In this cohort, anosmia is more common, in about 40% of cases, than reported earlier.
The median number of symptoms was three and four in younger and older children, over the first week of illness. With long covid, just over 4% of children were reported to be affected for 28 days or more, with a median symptom burden of six during the first week and eight at any time till recovery. This includes symptoms reported at least once over the corresponding time periods.
Most complained of tiredness, headache, loss of smell and sore throat. By day 28, the median symptom burden was only two and three in younger and older children, respectively.
For children with symptoms persisting at 56 days, similar symptom burdens were seen in the first week and until 56 days. Most children complained of loss of smell, headache, sore throat and tiredness.
Symptoms of long COVID at 28 days were more likely in older children, but at 56 days, there was no such observable difference. Overall, the most common symptoms were of headache, tiredness, but dizziness, confusion, drowsiness were also present in up to one in seven children. Fatigue was observed at some point in 85% of children, just as in adults, where it is typically the most common symptom.
Compared to children with similar symptoms but with a negative COVID-19 test, long COVID was reported in less than 1%, and older children symptomatic at 56 days had a relatively larger symptom burden throughout, when compared to those with symptoms at 28 days.
The study shows that children with COVID-19 typically recover after a short symptomatic period, and that long COVID is uncommon in this age group, affecting only about 4% and less than 2% at 28 and 56 days, respectively. Of the few who experience it, symptom burden grows less over time. Most are asymptomatic by eight weeks.
Headaches are reported in two-third of children in one study, and in a fifth of all children, it was severe enough to perturb normal activities. About 4% of children had disabling fatigue for more than a few days, and chronic fatigue syndrome was reported in 1% of children aged 11-16 years.
Some evidence suggests that shortness of breath, disturbances of smell, and digestive tract disturbances, are more common in children after COVID-19 than the flu. Problems with memory, attention or learning were not reported, neither were severe neurological symptoms.

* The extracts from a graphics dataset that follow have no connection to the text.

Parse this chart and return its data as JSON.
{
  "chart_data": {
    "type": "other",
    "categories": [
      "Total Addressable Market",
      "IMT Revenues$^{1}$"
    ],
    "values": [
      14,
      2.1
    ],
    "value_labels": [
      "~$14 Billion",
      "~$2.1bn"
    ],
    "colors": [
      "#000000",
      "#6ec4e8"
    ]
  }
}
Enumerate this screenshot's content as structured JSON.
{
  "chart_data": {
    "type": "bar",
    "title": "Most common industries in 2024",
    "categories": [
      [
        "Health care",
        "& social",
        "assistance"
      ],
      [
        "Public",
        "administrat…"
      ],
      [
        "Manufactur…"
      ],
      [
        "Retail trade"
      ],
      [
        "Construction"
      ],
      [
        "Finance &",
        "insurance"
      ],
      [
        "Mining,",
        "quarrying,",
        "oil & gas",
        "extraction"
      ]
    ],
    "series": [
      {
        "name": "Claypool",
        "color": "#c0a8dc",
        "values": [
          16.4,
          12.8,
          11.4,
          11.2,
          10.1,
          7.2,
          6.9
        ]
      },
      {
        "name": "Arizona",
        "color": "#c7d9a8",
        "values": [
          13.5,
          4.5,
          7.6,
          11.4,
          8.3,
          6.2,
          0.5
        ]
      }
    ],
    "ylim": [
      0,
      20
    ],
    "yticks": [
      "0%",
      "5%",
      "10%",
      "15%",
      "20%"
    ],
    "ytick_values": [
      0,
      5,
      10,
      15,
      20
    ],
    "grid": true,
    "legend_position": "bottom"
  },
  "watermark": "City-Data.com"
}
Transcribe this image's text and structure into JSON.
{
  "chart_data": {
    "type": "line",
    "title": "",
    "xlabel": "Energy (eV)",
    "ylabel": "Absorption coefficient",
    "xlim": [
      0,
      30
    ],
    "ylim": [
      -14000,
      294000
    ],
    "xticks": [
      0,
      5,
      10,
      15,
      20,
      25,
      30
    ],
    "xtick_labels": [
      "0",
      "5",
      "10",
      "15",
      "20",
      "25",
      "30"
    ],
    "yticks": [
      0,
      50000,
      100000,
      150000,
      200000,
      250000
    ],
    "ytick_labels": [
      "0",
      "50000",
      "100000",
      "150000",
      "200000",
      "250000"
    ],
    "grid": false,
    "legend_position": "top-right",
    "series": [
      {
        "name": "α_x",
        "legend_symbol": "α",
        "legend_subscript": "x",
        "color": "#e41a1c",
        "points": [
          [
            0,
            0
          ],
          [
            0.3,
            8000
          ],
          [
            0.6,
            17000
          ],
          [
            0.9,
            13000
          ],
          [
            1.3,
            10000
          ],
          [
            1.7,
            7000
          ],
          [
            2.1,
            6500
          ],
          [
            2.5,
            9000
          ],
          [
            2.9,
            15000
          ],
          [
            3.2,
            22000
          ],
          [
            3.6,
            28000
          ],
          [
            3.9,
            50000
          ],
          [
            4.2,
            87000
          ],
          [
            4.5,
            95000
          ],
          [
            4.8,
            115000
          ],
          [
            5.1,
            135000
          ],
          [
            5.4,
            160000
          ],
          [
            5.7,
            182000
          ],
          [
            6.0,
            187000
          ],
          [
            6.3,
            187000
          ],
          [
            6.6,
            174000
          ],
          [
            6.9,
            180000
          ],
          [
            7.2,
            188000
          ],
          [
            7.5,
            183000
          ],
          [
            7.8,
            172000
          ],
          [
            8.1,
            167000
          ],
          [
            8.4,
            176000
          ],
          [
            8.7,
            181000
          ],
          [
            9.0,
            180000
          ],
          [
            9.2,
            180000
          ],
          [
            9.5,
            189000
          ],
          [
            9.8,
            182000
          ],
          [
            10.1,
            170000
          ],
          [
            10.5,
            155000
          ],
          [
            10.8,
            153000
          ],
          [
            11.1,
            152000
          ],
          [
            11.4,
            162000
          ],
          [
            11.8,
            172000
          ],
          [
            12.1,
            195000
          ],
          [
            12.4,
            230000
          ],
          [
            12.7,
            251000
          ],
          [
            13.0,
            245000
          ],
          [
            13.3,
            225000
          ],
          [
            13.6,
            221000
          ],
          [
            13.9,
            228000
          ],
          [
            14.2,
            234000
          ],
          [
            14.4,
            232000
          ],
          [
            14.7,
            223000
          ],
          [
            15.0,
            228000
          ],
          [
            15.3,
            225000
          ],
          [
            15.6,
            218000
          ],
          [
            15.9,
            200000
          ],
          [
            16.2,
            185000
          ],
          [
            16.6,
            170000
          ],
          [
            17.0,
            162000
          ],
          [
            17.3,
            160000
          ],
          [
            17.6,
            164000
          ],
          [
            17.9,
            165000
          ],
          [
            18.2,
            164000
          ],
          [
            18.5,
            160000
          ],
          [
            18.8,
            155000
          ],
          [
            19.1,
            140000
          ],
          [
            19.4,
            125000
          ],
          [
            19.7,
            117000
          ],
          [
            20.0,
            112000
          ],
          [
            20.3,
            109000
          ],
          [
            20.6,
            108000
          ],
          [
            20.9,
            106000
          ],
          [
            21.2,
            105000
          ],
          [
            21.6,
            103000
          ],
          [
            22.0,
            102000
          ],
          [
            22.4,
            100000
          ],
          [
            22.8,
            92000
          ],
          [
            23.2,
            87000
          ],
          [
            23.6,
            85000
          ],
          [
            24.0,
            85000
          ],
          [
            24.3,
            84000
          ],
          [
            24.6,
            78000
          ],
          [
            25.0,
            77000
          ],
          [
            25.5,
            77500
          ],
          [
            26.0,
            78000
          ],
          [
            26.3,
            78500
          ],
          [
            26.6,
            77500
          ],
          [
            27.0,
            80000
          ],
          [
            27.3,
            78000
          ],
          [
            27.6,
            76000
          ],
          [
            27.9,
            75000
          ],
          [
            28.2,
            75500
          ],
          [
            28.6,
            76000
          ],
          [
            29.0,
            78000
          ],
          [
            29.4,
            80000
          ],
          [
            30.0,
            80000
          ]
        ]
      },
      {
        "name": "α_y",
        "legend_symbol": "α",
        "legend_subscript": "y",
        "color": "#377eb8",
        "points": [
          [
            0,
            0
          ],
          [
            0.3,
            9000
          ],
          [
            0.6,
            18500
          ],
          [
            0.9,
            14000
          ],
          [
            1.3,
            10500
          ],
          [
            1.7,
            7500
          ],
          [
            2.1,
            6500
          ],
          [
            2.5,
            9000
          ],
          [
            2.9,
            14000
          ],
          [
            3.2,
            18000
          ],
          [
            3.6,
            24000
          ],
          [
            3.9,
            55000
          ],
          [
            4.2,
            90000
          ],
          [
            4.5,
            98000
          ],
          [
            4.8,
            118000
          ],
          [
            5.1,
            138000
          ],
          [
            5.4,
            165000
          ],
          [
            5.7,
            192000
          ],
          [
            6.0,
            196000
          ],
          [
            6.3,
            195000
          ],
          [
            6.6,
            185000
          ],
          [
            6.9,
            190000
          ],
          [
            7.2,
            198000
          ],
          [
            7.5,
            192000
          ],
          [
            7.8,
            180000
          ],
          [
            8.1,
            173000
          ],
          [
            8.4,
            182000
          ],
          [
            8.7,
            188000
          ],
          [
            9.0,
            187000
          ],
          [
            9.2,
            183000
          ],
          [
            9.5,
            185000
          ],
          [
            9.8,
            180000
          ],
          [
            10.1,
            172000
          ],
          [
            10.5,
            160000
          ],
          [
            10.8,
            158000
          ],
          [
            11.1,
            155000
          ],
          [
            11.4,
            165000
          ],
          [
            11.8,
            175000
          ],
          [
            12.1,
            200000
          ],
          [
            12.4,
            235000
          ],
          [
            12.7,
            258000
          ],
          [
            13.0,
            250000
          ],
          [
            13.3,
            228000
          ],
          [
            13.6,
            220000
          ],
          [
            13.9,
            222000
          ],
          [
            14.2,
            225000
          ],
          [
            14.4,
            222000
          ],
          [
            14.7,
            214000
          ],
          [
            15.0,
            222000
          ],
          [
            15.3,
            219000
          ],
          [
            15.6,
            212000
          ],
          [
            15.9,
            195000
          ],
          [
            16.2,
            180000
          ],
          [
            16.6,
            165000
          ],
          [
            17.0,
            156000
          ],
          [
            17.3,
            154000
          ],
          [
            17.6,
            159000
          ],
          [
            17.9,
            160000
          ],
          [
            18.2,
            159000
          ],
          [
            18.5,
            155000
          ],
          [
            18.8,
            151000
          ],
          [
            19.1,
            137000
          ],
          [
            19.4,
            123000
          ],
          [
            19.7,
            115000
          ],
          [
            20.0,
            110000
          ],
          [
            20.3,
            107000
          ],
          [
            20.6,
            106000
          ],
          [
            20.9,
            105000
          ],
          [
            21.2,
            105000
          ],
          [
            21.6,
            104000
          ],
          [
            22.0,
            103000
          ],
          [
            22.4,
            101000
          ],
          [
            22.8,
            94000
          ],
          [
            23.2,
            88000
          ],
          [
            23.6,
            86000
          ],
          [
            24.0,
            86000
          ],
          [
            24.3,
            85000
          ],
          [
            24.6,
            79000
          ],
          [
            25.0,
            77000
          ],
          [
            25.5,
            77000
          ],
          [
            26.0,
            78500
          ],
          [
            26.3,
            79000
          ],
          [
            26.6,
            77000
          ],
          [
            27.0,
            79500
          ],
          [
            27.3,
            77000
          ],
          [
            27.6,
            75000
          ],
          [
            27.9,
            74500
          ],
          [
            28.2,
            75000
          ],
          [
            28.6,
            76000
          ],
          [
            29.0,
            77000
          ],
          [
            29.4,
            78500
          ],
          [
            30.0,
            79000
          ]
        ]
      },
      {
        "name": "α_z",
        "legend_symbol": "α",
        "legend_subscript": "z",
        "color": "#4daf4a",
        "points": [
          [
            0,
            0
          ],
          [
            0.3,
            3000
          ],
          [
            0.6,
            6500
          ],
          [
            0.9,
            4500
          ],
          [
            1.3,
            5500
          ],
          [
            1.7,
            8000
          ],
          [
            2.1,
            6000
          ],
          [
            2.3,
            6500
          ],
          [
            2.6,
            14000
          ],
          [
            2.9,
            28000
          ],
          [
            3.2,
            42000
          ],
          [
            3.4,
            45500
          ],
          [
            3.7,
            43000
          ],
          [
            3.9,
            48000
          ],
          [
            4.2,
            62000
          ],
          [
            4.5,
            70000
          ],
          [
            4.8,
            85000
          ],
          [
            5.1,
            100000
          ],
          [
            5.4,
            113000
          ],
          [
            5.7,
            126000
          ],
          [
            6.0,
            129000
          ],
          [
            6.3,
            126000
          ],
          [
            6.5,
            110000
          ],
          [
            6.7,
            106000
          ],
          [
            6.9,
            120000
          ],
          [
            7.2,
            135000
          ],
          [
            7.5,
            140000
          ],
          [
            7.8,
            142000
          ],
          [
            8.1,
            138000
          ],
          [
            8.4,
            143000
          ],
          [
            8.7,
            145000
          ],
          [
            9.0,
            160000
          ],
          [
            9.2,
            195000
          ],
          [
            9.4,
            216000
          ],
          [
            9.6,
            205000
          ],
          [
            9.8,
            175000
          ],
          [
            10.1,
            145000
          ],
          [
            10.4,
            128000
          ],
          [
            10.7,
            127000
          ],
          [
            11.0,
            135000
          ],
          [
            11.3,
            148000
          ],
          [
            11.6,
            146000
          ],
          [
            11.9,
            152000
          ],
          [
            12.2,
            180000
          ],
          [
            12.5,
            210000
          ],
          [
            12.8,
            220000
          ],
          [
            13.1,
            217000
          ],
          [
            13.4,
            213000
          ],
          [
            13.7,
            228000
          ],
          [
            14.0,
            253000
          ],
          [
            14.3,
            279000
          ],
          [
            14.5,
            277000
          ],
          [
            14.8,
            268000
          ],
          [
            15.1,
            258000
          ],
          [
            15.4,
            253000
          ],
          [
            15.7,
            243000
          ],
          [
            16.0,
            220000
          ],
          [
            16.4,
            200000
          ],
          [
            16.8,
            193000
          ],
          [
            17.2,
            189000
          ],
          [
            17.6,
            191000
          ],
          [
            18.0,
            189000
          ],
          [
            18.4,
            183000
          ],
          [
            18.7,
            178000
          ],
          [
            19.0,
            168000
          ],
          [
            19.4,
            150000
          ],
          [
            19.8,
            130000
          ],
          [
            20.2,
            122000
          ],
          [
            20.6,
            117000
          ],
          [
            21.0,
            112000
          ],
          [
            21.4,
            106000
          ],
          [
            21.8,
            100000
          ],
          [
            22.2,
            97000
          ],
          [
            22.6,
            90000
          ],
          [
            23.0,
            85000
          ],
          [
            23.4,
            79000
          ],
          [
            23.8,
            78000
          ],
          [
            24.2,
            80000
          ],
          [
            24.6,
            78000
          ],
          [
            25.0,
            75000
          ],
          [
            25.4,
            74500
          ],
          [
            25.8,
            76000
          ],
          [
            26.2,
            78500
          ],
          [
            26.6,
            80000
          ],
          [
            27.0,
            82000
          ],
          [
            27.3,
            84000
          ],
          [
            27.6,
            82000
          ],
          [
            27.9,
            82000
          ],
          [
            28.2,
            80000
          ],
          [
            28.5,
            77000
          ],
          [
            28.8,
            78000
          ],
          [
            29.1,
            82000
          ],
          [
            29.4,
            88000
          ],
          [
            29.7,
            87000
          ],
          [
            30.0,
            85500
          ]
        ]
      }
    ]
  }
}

The study covers 1-2% of all school-aged children who tested positive across the UK at this time. Another study by the UK Office for National Statistics (ONS) suggests that 10% of children between 2 and 11 years and 12 and 16 years, respectively, had persistent symptoms at five weeks. At 12 weeks, 7-8% still had symptoms.
When compared to the baseline figures for never-symptomatic, never-self-isolated, never-exposed to confirmed SARS-CoV-2 positive case, never-tested controls, the same symptoms were found to be prevalent in about 2% of 2-16-year-olds.
The symptom burden in long COVID is similar to that found in long illnesses due to other causes, and in most cases, requires only home-based care. However, proper follow-up is mandatory for all children with long-term sequelae following any illness. This data may help shape the allocation of healthcare resources to pediatric care in the UK in the pandemic era and onwards.
medRxiv publishes preliminary scientific reports that are not peer-reviewed and, therefore, should not be regarded as conclusive, guide clinical practice/health-related behavior, or treated as established information.